There was much of this story that I loved, starting with Milan's unflinchingly honest handling of class issues that we so often ignore in society. I loved Blake, who is all that I love about beta heroes without being stereotypical at all. I loved Tina's and Blake's parents, who are not just stock characters here but fully drawn, complicated, messy, interesting, funny, maddening people who love their children (the feeling's mutual) even as they are partly to blame for the fears that hold Tina and Blake back. I loved Maria, Tina's best friend and roommate, who is frank, honest, funny, and strong.

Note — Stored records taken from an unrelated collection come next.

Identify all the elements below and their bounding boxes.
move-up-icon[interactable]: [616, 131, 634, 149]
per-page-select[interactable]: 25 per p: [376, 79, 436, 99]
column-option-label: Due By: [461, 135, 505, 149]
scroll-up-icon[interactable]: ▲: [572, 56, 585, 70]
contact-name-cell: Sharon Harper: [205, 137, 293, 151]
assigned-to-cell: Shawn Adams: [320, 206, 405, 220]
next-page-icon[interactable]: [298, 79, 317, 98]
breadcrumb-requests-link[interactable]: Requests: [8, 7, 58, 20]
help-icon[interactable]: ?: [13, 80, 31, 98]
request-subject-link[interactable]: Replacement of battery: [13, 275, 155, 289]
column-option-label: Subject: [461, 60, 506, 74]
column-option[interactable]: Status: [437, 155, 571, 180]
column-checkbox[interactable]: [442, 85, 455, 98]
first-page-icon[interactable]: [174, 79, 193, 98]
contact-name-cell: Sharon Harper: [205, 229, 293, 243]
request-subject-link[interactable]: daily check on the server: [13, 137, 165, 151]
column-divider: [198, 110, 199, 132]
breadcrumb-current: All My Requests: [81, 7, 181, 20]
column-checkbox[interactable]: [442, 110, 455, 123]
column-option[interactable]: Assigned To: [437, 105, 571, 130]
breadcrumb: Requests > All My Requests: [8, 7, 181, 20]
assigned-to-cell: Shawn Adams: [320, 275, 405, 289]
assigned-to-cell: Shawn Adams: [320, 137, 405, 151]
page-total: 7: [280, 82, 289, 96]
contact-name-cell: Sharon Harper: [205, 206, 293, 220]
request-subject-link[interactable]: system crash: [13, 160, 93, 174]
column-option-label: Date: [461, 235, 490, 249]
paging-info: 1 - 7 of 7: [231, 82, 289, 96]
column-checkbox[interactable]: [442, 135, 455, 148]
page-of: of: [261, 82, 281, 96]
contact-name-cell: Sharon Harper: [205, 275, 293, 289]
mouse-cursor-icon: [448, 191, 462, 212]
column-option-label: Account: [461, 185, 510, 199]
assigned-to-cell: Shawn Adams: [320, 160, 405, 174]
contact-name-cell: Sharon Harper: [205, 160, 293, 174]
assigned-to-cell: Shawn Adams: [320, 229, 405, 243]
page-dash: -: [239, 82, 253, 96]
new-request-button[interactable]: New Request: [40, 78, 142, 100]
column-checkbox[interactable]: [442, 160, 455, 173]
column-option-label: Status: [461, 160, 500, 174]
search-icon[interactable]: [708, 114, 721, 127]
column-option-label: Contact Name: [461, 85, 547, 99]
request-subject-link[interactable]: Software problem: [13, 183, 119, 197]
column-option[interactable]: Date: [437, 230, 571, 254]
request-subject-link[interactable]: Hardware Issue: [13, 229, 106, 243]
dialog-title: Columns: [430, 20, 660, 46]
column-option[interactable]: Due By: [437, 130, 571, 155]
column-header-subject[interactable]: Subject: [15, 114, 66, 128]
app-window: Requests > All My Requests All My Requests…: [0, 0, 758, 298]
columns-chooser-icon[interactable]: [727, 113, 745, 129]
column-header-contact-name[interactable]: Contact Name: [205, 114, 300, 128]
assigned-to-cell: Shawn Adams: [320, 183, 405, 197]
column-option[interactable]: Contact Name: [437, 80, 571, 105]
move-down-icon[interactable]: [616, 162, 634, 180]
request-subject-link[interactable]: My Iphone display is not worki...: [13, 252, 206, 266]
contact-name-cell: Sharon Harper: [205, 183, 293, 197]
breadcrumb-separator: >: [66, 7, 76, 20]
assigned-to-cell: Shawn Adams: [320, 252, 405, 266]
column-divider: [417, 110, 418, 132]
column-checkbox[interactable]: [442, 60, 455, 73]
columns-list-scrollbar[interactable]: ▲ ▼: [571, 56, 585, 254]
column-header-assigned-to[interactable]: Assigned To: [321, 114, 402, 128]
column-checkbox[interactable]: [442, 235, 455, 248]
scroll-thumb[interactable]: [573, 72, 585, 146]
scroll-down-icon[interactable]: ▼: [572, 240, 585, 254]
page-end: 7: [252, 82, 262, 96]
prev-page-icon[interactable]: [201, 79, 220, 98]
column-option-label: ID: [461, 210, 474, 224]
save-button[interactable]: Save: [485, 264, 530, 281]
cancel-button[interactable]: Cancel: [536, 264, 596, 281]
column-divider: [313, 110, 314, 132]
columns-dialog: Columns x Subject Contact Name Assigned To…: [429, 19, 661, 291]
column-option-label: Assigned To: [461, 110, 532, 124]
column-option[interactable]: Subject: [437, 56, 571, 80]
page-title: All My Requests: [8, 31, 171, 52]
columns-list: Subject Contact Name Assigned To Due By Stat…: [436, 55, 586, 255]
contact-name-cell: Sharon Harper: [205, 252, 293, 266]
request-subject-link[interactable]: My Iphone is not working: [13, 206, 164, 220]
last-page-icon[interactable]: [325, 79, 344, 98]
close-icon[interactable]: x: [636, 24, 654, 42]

I loved that transgendered is only one of many facets of Maria's identity (just as the fact that Tina is Chinese is only one of many facets of her identity), and I really, really love the news that Maria will get her own book by the end of the year (where do I sign up?). 

 

I didn't love everything, though. Throughout the book, I was bothered that Tina and Blake didn't ring true as college students. I know their above-average intelligence and life experiences would give both maturity beyond their years, but even so, they come across as thirty-somethings who just happen to be in college. I also didn't love the ending of the book, which was chaotic and fast and full of melodrama. Everything that happened fit with the plot, so it wasn't like the end came out of nowhere, but it was a shift in tone and pacing that I found disconcerting. 

 

This is not the best Courtney Milan I've ever read, but it's still very, very good. And if you're worried about the Billionaire Trope, like I was, don't be: one of the very best things about Trade Me is that Milan takes that ridiculous, overdone plot device and recasts it into something that is simultaneously entirely unique and refreshingly authentic.